How to find the matrix of reflection operator

Question

I got a 3D space. In got a canonical equation of a plane: $ax + by + cz+ dt = 0$

How I can find the matrix of symmetric transformation transforming a point to its reflection?

Answer 1

To find the matrix of the transformation, you need to find the images of the three basis vector $e_1,e_2,e_3$.

Recall that a vector normal to the plane $ax+by+cz+d=0$ is given by $v_1=(a,b,c)$. Of course, $a,b,c$ are not all zero, so we suppose without loss of generality that $a\not=0$.

Note that $v_2=(-b,a,0)$ is a non-zero vector normal to $v_1$ (compute the dot product), so it is "parallel to the plane". Moreover, $v_3=v_1\wedge v_2$ is a third non-zero vector normal to both $v_1$ and $v_2$.

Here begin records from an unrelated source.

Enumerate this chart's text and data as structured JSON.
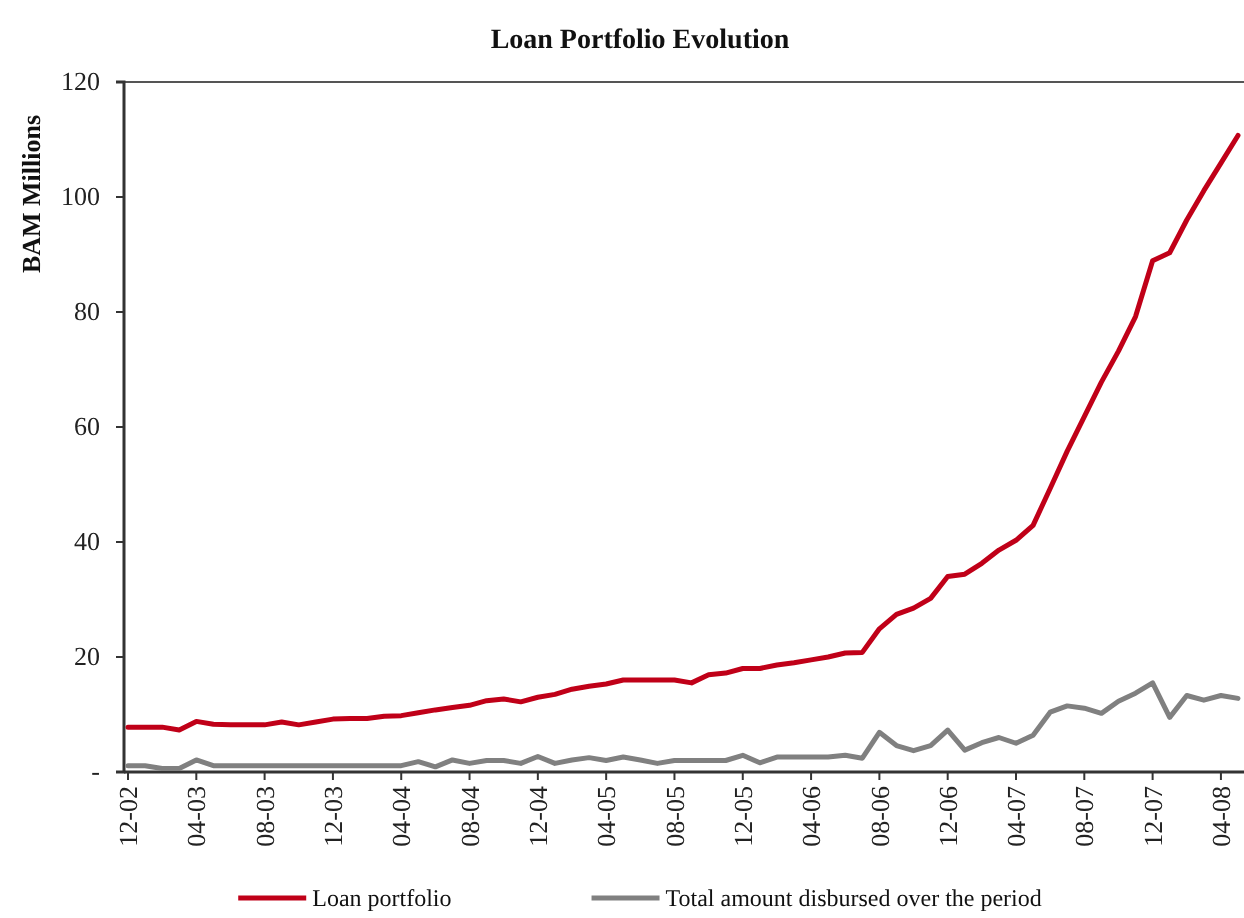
{
  "chart_data": {
    "type": "line",
    "title": "Loan Portfolio Evolution",
    "ylabel": "BAM Millions",
    "categories": [
      "12-02",
      null,
      null,
      null,
      "04-03",
      null,
      null,
      null,
      "08-03",
      null,
      null,
      null,
      "12-03",
      null,
      null,
      null,
      "04-04",
      null,
      null,
      null,
      "08-04",
      null,
      null,
      null,
      "12-04",
      null,
      null,
      null,
      "04-05",
      null,
      null,
      null,
      "08-05",
      null,
      null,
      null,
      "12-05",
      null,
      null,
      null,
      "04-06",
      null,
      null,
      null,
      "08-06",
      null,
      null,
      null,
      "12-06",
      null,
      null,
      null,
      "04-07",
      null,
      null,
      null,
      "08-07",
      null,
      null,
      null,
      "12-07",
      null,
      null,
      null,
      "04-08",
      null
    ],
    "series": [
      {
        "name": "Loan portfolio",
        "color": "#c00018",
        "values": [
          7.8,
          7.8,
          7.8,
          7.3,
          8.8,
          8.3,
          8.2,
          8.2,
          8.2,
          8.7,
          8.2,
          8.7,
          9.2,
          9.3,
          9.3,
          9.7,
          9.8,
          10.3,
          10.8,
          11.2,
          11.6,
          12.4,
          12.7,
          12.2,
          13.0,
          13.5,
          14.4,
          14.9,
          15.3,
          16.0,
          16.0,
          16.0,
          16.0,
          15.5,
          16.9,
          17.2,
          18.0,
          18.0,
          18.6,
          19.0,
          19.5,
          20.0,
          20.7,
          20.8,
          24.9,
          27.4,
          28.5,
          30.2,
          34.0,
          34.4,
          36.3,
          38.6,
          40.3,
          42.9,
          49.3,
          55.8,
          61.8,
          67.8,
          73.2,
          79.2,
          88.9,
          90.3,
          96.0,
          101.1,
          105.9,
          110.7
        ]
      },
      {
        "name": "Total amount disbursed over the period",
        "color": "#808080",
        "values": [
          1.1,
          1.1,
          0.6,
          0.6,
          2.1,
          1.1,
          1.1,
          1.1,
          1.1,
          1.1,
          1.1,
          1.1,
          1.1,
          1.1,
          1.1,
          1.1,
          1.1,
          1.8,
          0.9,
          2.1,
          1.5,
          2.0,
          2.0,
          1.5,
          2.7,
          1.5,
          2.1,
          2.5,
          2.0,
          2.6,
          2.1,
          1.5,
          2.0,
          2.0,
          2.0,
          2.0,
          2.9,
          1.6,
          2.6,
          2.6,
          2.6,
          2.6,
          2.9,
          2.4,
          6.9,
          4.6,
          3.7,
          4.6,
          7.3,
          3.8,
          5.1,
          6.0,
          5.0,
          6.4,
          10.4,
          11.5,
          11.1,
          10.2,
          12.3,
          13.7,
          15.5,
          9.5,
          13.3,
          12.5,
          13.3,
          12.8
        ]
      }
    ],
    "ylim": [
      0,
      120
    ],
    "yticks": [
      {
        "value": 0,
        "label": "-"
      },
      20,
      40,
      60,
      80,
      100,
      120
    ],
    "legend": "bottom"
  }
}
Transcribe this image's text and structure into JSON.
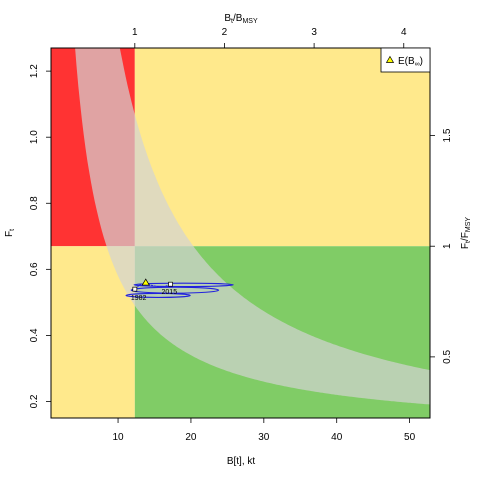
{
  "chart_data": {
    "type": "kobe-phase-plot",
    "colors": {
      "overfished_overfishing": "#ff3333",
      "caution": "#ffe98c",
      "healthy": "#80cc66",
      "envelope": "#d3d3d3",
      "trajectory": "#2222dd",
      "frame": "#000000"
    },
    "x_axis": {
      "label": "B[t], kt",
      "range": [
        0.8,
        52.8
      ],
      "ticks": [
        10,
        20,
        30,
        40,
        50
      ],
      "tick_labels": [
        "10",
        "20",
        "30",
        "40",
        "50"
      ]
    },
    "y_axis": {
      "label": "F",
      "label_sub": "t",
      "range": [
        0.15,
        1.27
      ],
      "ticks": [
        0.2,
        0.4,
        0.6,
        0.8,
        1.0,
        1.2
      ],
      "tick_labels": [
        "0.2",
        "0.4",
        "0.6",
        "0.8",
        "1.0",
        "1.2"
      ]
    },
    "top_axis": {
      "label_main": "B",
      "label_sub1": "t",
      "label_sep": "/B",
      "label_sub2": "MSY",
      "ticks_data": [
        12.3,
        24.6,
        36.9,
        49.2
      ],
      "tick_labels": [
        "1",
        "2",
        "3",
        "4"
      ]
    },
    "right_axis": {
      "label_main": "F",
      "label_sub1": "t",
      "label_sep": "/F",
      "label_sub2": "MSY",
      "ticks_data": [
        0.335,
        0.67,
        1.005
      ],
      "tick_labels": [
        "0.5",
        "1",
        "1.5"
      ]
    },
    "reference_points": {
      "Bmsy": 12.3,
      "Fmsy": 0.67
    },
    "envelope": {
      "upper_k": 12.4,
      "upper_c": 0.06,
      "lower_k": 4.8,
      "lower_c": 0.1
    },
    "trajectory": {
      "points": [
        {
          "B": 12.3,
          "F": 0.54,
          "label": "1982"
        },
        {
          "B": 13.0,
          "F": 0.553
        },
        {
          "B": 14.0,
          "F": 0.555
        },
        {
          "B": 15.0,
          "F": 0.55
        },
        {
          "B": 16.0,
          "F": 0.545
        },
        {
          "B": 17.2,
          "F": 0.555,
          "label": "2015"
        }
      ],
      "labels": [
        "1982",
        "2015"
      ],
      "ellipses": [
        {
          "cx": 19.0,
          "cy": 0.553,
          "rx": 6.8,
          "ry": 0.005
        },
        {
          "cx": 17.8,
          "cy": 0.537,
          "rx": 6.0,
          "ry": 0.009
        },
        {
          "cx": 15.5,
          "cy": 0.521,
          "rx": 4.4,
          "ry": 0.006
        }
      ]
    },
    "expected_point": {
      "B": 13.8,
      "F": 0.56
    },
    "legend": {
      "label": "E(B",
      "label_sub": "∞",
      "label_end": ")",
      "placement": "top-right"
    }
  }
}
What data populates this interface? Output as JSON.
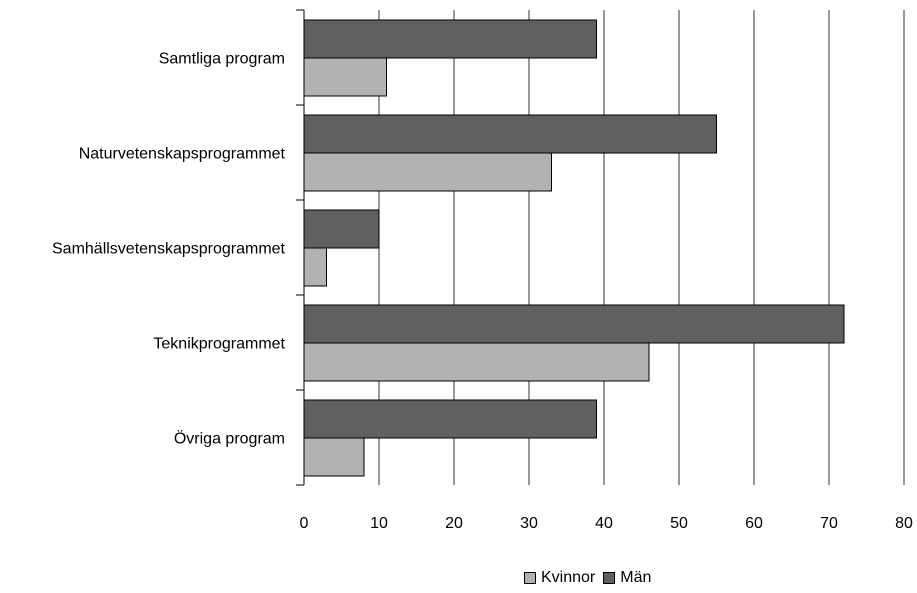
{
  "chart_data": {
    "type": "bar",
    "orientation": "horizontal",
    "title": "",
    "xlabel": "",
    "ylabel": "",
    "categories": [
      "Samtliga program",
      "Naturvetenskapsprogrammet",
      "Samhällsvetenskapsprogrammet",
      "Teknikprogrammet",
      "Övriga program"
    ],
    "series": [
      {
        "name": "Män",
        "color": "#606060",
        "values": [
          39,
          55,
          10,
          72,
          39
        ]
      },
      {
        "name": "Kvinnor",
        "color": "#b2b2b2",
        "values": [
          11,
          33,
          3,
          46,
          8
        ]
      }
    ],
    "xlim": [
      0,
      80
    ],
    "xticks": [
      "0",
      "10",
      "20",
      "30",
      "40",
      "50",
      "60",
      "70",
      "80"
    ],
    "grid": "vertical",
    "legend_position": "bottom",
    "legend": [
      "Kvinnor",
      "Män"
    ]
  }
}
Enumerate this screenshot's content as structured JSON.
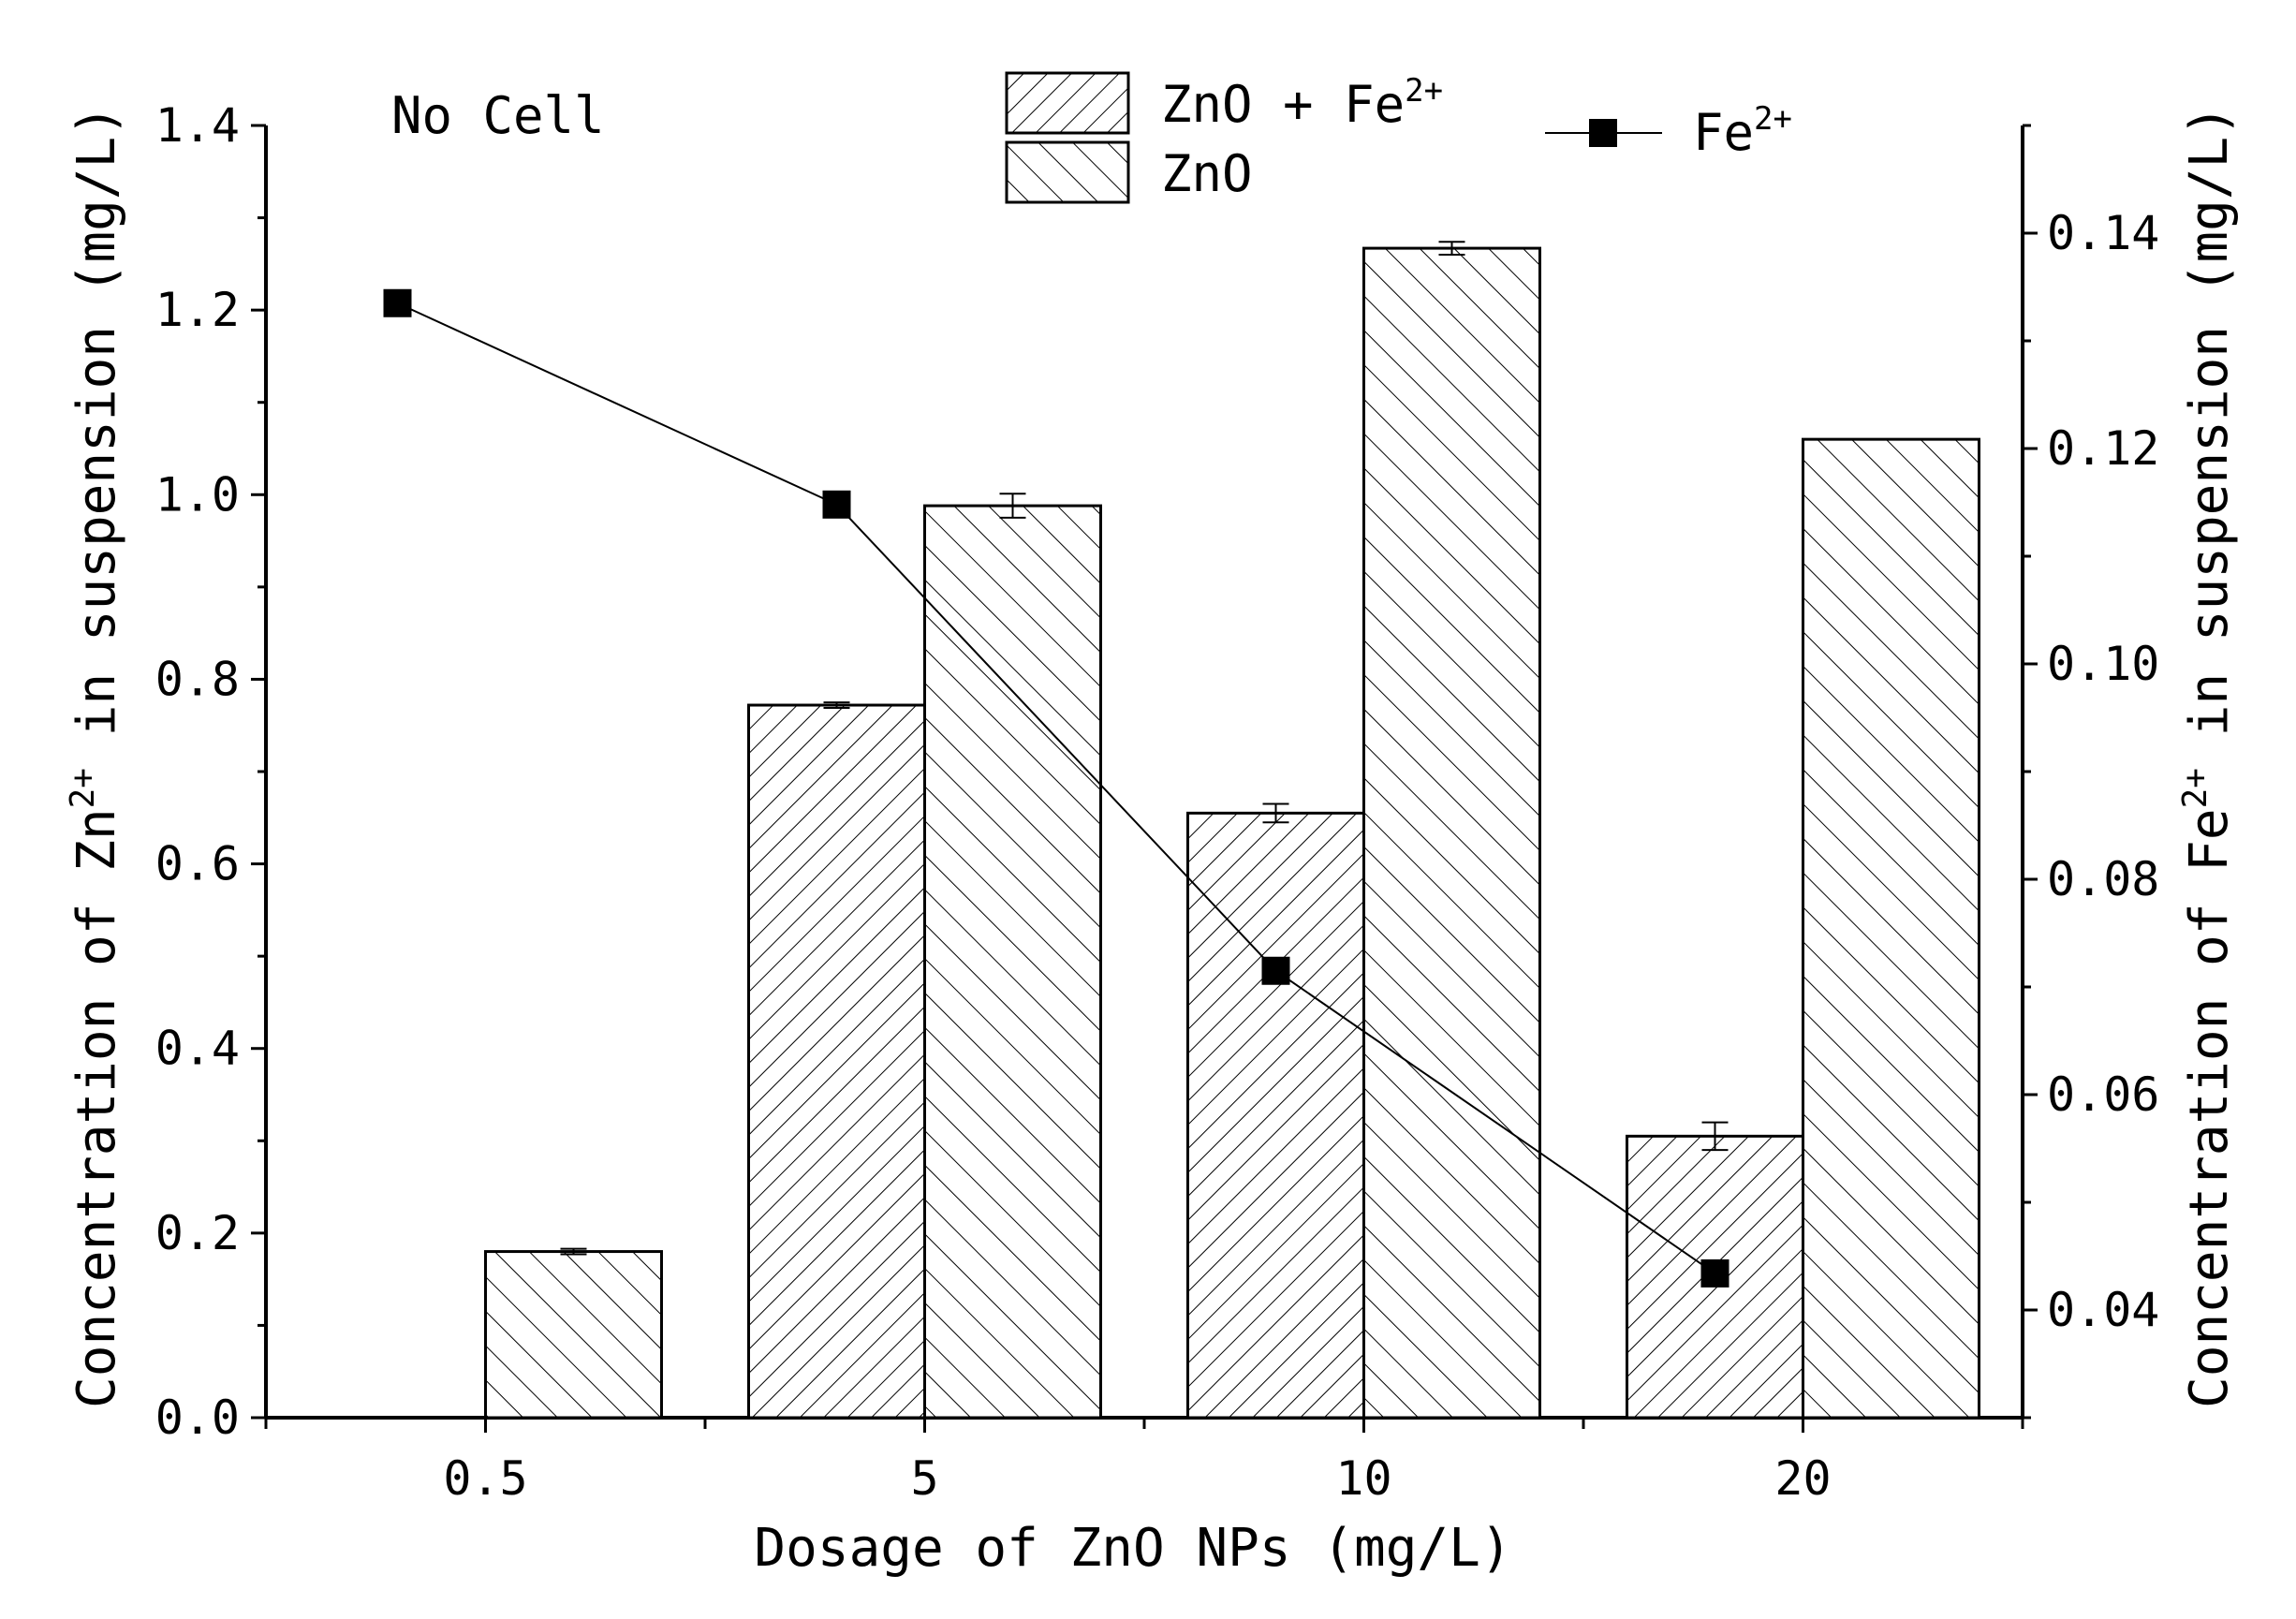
{
  "chart_data": {
    "type": "bar",
    "annotation": "No Cell",
    "xlabel": "Dosage of ZnO NPs (mg/L)",
    "ylabel_left": {
      "prefix": "Concentration of Zn",
      "sup": "2+",
      "suffix": " in suspension (mg/L)"
    },
    "ylabel_right": {
      "prefix": "Concentration of Fe",
      "sup": "2+",
      "suffix": " in suspension (mg/L)"
    },
    "categories": [
      "0.5",
      "5",
      "10",
      "20"
    ],
    "y_left": {
      "min": 0,
      "max": 1.4,
      "ticks": [
        "0.0",
        "0.2",
        "0.4",
        "0.6",
        "0.8",
        "1.0",
        "1.2",
        "1.4"
      ],
      "tick_values": [
        0,
        0.2,
        0.4,
        0.6,
        0.8,
        1.0,
        1.2,
        1.4
      ]
    },
    "y_right": {
      "min": 0.03,
      "max": 0.15,
      "ticks": [
        "0.04",
        "0.06",
        "0.08",
        "0.10",
        "0.12",
        "0.14"
      ],
      "tick_values": [
        0.04,
        0.06,
        0.08,
        0.1,
        0.12,
        0.14
      ]
    },
    "series": [
      {
        "name": "ZnO + Fe",
        "name_sup": "2+",
        "kind": "bar",
        "axis": "left",
        "pattern": "hatch-forward",
        "values": [
          null,
          0.772,
          0.655,
          0.305
        ],
        "errors": [
          null,
          0.003,
          0.01,
          0.015
        ]
      },
      {
        "name": "ZnO",
        "kind": "bar",
        "axis": "left",
        "pattern": "hatch-back",
        "values": [
          0.18,
          0.988,
          1.267,
          1.06
        ],
        "errors": [
          0.003,
          0.013,
          0.007,
          0.0
        ]
      },
      {
        "name": "Fe",
        "name_sup": "2+",
        "kind": "line",
        "axis": "right",
        "marker": "square",
        "values": [
          0.1335,
          0.1148,
          0.0715,
          0.0434
        ]
      }
    ],
    "legend_position": "top",
    "grid": false,
    "colors": {
      "bar_fill": "#ffffff",
      "stroke": "#000000",
      "marker": "#000000"
    }
  }
}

Therefore, you get a basis $(v_1,v_2,v_3)$ of $\mathbb{R}^3$ constituted of

1. One vector normal to the plane
2. Two vectors parallel to the plane

Therefore, in this basis, the matrix of the transformation is very simple: $v_1$ is sent to $-v_1$ and $v_2,v_3$ are fixed!

Now, two possbilities:

• You know about change of basis matrices: then you compute the change of basis matrix from $(e_1,e_2,e_3)$ to $(v_1,v_2,v_3)$ and you will get the matrix in the canonical basis after a short calculation.
• You don't know about that: you give $(e_1,e_2,e_3)$ as linear combinations of $(v_1,v_2,v_3)$, apply the transformation (now it is very simple) and then go back as linear combinations of $(e_1,e_2,e_3)$. Actually that's what we do in the previous item.